Modelling thermal lithospheric thickness along the conjugate South Atlantic passive margins implies asymmetric rift initiation

Abstract

In this contribution, we examine the evolution of the South Atlantic passive margins, based on a new thermal lithosphere-asthenosphere-boundary (LAB) model. Our model is calculated by 1D advection and diffusion with rifting time, crustal thickness and stretching factors as input parameters. The initial lithospheric thickness is defined by isostatic equilibrium with laterally variable crustal and mantle density. We simulate the different rifting stages that caused the opening of the South Atlantic Ocean and pick the LAB as the T=1330° C isotherm. The modelled LAB shows a heterogeneous structure with deeper values at equatorial latitudes, as well as a more variable lithosphere along the southern part.

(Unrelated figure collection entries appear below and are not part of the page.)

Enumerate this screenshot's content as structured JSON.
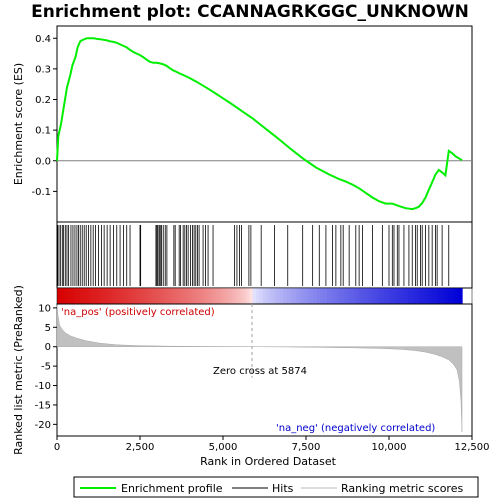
{
  "chart_data": {
    "type": "line",
    "title": "Enrichment plot: CCANNAGRKGGC_UNKNOWN",
    "xlabel": "Rank in Ordered Dataset",
    "ylabel_top": "Enrichment score (ES)",
    "ylabel_bottom": "Ranked list metric (PreRanked)",
    "xlim": [
      0,
      12500
    ],
    "x_ticks": [
      0,
      2500,
      5000,
      7500,
      10000,
      12500
    ],
    "x_tick_labels": [
      "0",
      "2,500",
      "5,000",
      "7,500",
      "10,000",
      "12,500"
    ],
    "es_ylim": [
      -0.2,
      0.44
    ],
    "es_ticks": [
      -0.1,
      0.0,
      0.1,
      0.2,
      0.3,
      0.4
    ],
    "es_tick_labels": [
      "-0.1",
      "0.0",
      "0.1",
      "0.2",
      "0.3",
      "0.4"
    ],
    "metric_ylim": [
      -23,
      11
    ],
    "metric_ticks": [
      10,
      5,
      0,
      -5,
      -10,
      -15,
      -20
    ],
    "metric_tick_labels": [
      "10",
      "5",
      "0",
      "-5",
      "-10",
      "-15",
      "-20"
    ],
    "n_genes": 12200,
    "zero_cross": 5874,
    "series": [
      {
        "name": "Enrichment profile",
        "color": "#00ee00",
        "x": [
          0,
          40,
          120,
          180,
          240,
          300,
          400,
          460,
          560,
          620,
          700,
          780,
          900,
          1000,
          1100,
          1200,
          1300,
          1400,
          1500,
          1600,
          1700,
          1800,
          1900,
          2000,
          2100,
          2200,
          2300,
          2400,
          2500,
          2600,
          2700,
          2800,
          2900,
          3000,
          3100,
          3200,
          3300,
          3400,
          3500,
          3600,
          3700,
          3800,
          3900,
          4000,
          4200,
          4400,
          4600,
          4800,
          5000,
          5200,
          5400,
          5600,
          5874,
          6200,
          6600,
          7000,
          7400,
          7800,
          8200,
          8500,
          8700,
          8900,
          9100,
          9300,
          9500,
          9700,
          9900,
          10100,
          10300,
          10500,
          10700,
          10800,
          10900,
          11000,
          11100,
          11200,
          11300,
          11400,
          11500,
          11600,
          11700,
          11800,
          11900,
          12000,
          12100,
          12200
        ],
        "values": [
          0.0,
          0.08,
          0.12,
          0.16,
          0.2,
          0.24,
          0.28,
          0.31,
          0.34,
          0.37,
          0.39,
          0.395,
          0.4,
          0.4,
          0.4,
          0.398,
          0.397,
          0.395,
          0.393,
          0.39,
          0.388,
          0.385,
          0.38,
          0.375,
          0.37,
          0.362,
          0.355,
          0.35,
          0.345,
          0.338,
          0.33,
          0.323,
          0.32,
          0.32,
          0.318,
          0.315,
          0.31,
          0.302,
          0.295,
          0.29,
          0.285,
          0.28,
          0.275,
          0.27,
          0.258,
          0.245,
          0.232,
          0.218,
          0.204,
          0.19,
          0.175,
          0.16,
          0.14,
          0.112,
          0.078,
          0.042,
          0.008,
          -0.022,
          -0.045,
          -0.06,
          -0.068,
          -0.078,
          -0.09,
          -0.105,
          -0.12,
          -0.132,
          -0.14,
          -0.14,
          -0.148,
          -0.155,
          -0.158,
          -0.155,
          -0.15,
          -0.138,
          -0.12,
          -0.095,
          -0.07,
          -0.045,
          -0.03,
          -0.038,
          -0.048,
          0.032,
          0.025,
          0.015,
          0.008,
          0.002
        ]
      },
      {
        "name": "Hits",
        "color": "#000000",
        "positions": [
          20,
          60,
          110,
          160,
          200,
          250,
          300,
          350,
          420,
          480,
          540,
          600,
          650,
          700,
          760,
          820,
          880,
          950,
          1020,
          1090,
          1160,
          1250,
          1340,
          1420,
          1510,
          1600,
          1700,
          1800,
          1900,
          2000,
          2100,
          2200,
          2500,
          2520,
          2980,
          3010,
          3040,
          3080,
          3110,
          3150,
          3200,
          3260,
          3310,
          3520,
          3560,
          3680,
          3720,
          3800,
          3850,
          3900,
          3950,
          4020,
          4080,
          4130,
          4180,
          4230,
          4280,
          4400,
          4470,
          4550,
          4700,
          5350,
          5420,
          5500,
          5560,
          5780,
          5840,
          6150,
          6550,
          6950,
          7400,
          7700,
          7900,
          8100,
          8300,
          8400,
          8550,
          8620,
          8800,
          9000,
          9100,
          9200,
          9500,
          9800,
          10000,
          10100,
          10150,
          10250,
          10300,
          10450,
          10600,
          10700,
          10800,
          10850,
          10950,
          11000,
          11100,
          11200,
          11300,
          11400,
          11450,
          11600,
          11800
        ]
      },
      {
        "name": "Ranking metric scores",
        "color": "#bbbbbb",
        "x": [
          0,
          30,
          80,
          150,
          250,
          400,
          600,
          900,
          1300,
          1800,
          2500,
          3500,
          4500,
          5874,
          7000,
          8000,
          9000,
          9800,
          10400,
          10800,
          11100,
          11400,
          11600,
          11800,
          11950,
          12050,
          12120,
          12170,
          12200
        ],
        "values": [
          10.8,
          8.0,
          5.5,
          4.5,
          3.6,
          2.8,
          2.2,
          1.5,
          0.9,
          0.5,
          0.25,
          0.12,
          0.05,
          0.0,
          -0.08,
          -0.18,
          -0.3,
          -0.45,
          -0.7,
          -1.0,
          -1.4,
          -2.0,
          -2.6,
          -3.4,
          -4.6,
          -6.0,
          -9.0,
          -14.0,
          -22.0
        ]
      }
    ],
    "annotations": {
      "pos_label": "'na_pos' (positively correlated)",
      "neg_label": "'na_neg' (negatively correlated)",
      "zero_label": "Zero cross at 5874"
    },
    "colors": {
      "pos": "#ee0000",
      "neg": "#0000ee",
      "neutral": "#f5f5f5"
    }
  },
  "legend": {
    "items": [
      {
        "label": "Enrichment profile",
        "color": "#00ee00"
      },
      {
        "label": "Hits",
        "color": "#000000"
      },
      {
        "label": "Ranking metric scores",
        "color": "#bbbbbb"
      }
    ]
  }
}
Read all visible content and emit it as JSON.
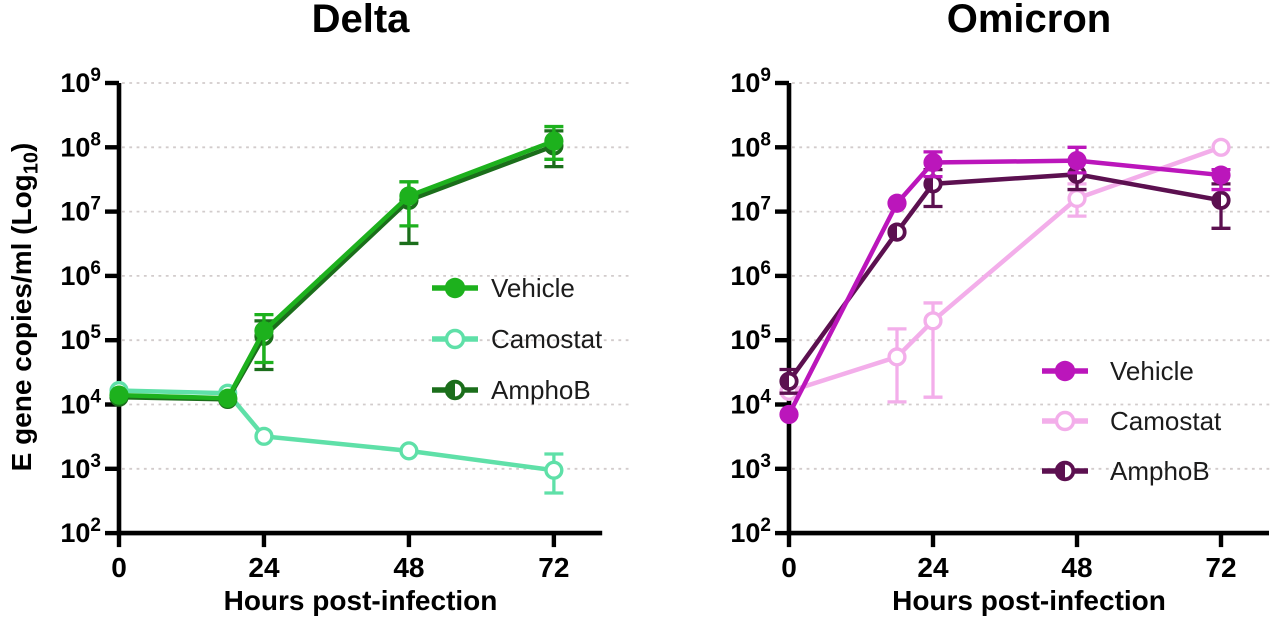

This division reflects different stages of the South Atlantic opening: Initial opening of the southern South Atlantic caused substantial lithospheric thinning, followed by the rather oblique-oriented opening of the equatorial South Atlantic accompanied by severe thinning. Compared to global models, our LAB reflects a higher variability associated with tectonic features on a smaller scale. As an example, we identify anomalously high lithospheric thickness in the South American Santos Basin that is only poorly observed in global LAB models. Comparing the LAB of the conjugate South American and African passive margins in a Gondwana framework reveals a variable lithospheric architecture for the southern parts. Strong differences up to 80 km for selected margin segments correlate with strong gradients in margin width for conjugate pairs. This mutual asymmetry suggests highly asymmetric melting and lithospheric thinning prior to rifting.